Civ5 lets you farm on any normally passable land tile (the rules say "anywhere but ice" but eh, that makes no sense.) regardless of access to fresh water.

To be honest, I don't like this part. It seems you can just spam farms now, while in Civ IV you had to think long and hard where to put your city, and you had to think about which tiles you would be running water through later. With pollution removed, this is even more apparent: Big "Cairo" type cities on rivers with flood plains needed work to keep them clean.

We'll have to see how this plays, but this is definitely one area where the game seems to have been dumb-, ah, to require less thought.
 
Farms without fresh water do not mature like their freshwater based siblings until mid game...after chemistry. This means all early cities will treat fresh water as a major goal as those farms will produce the most food much sooner while less viable foundings will be tolerable but will take a long time before they can catch up in terms of food output to those with access to freshwater.

Keep in mind that since Civ5 will require multiple resources to fund buildings and military, there's most likely going to be many areas where you need to stake a claim but are obviously not hanging out in the most bountiful locations. Being able to ekk food out of even snow and tundra is a welcome change over its' absolute uselessness in civ4 imo.

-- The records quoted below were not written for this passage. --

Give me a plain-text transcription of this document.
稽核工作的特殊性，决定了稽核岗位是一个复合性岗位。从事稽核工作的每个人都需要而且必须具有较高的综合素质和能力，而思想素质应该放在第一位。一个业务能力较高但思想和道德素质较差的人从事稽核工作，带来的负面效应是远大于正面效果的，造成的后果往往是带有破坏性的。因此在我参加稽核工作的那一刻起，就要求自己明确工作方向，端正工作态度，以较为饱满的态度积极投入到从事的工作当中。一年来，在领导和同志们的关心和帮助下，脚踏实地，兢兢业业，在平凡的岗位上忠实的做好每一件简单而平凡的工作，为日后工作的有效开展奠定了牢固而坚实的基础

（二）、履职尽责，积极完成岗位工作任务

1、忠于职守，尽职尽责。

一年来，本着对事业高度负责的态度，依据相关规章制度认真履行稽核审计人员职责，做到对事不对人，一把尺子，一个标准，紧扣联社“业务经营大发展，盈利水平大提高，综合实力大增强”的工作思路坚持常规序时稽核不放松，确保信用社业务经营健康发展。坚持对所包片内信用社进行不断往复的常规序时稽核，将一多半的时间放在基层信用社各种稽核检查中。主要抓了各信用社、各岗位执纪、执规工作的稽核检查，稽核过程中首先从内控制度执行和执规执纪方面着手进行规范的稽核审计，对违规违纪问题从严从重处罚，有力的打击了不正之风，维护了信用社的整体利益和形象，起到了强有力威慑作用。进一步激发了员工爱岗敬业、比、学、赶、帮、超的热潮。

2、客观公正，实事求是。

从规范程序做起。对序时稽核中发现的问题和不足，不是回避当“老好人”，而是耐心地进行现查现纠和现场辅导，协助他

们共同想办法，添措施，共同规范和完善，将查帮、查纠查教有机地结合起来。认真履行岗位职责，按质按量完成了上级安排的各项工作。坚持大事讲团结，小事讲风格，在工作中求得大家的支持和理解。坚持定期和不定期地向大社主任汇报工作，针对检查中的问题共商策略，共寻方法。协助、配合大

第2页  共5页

As you said, need to see how it plays, but I personally cannot fathom why one would want to spam farms everywhere nor how easing up on early to mid game food is considered 'dumbing down' the game.

Cheers!
-Liq
 
To be honest, I don't like this part. It seems you can just spam farms now,

Depends. Each citizen (and specialist, barring certain social policies) requires 2 food. If a farm is placed on the wrong sort of terrain (prior to certain technologies), you could end up with 1 food per wasteland farms.

With 36 tiles possible, and the biggest cities seen running 14-17 citizens, it's unlikely that more than a few wasteland tiles will be turned into farms.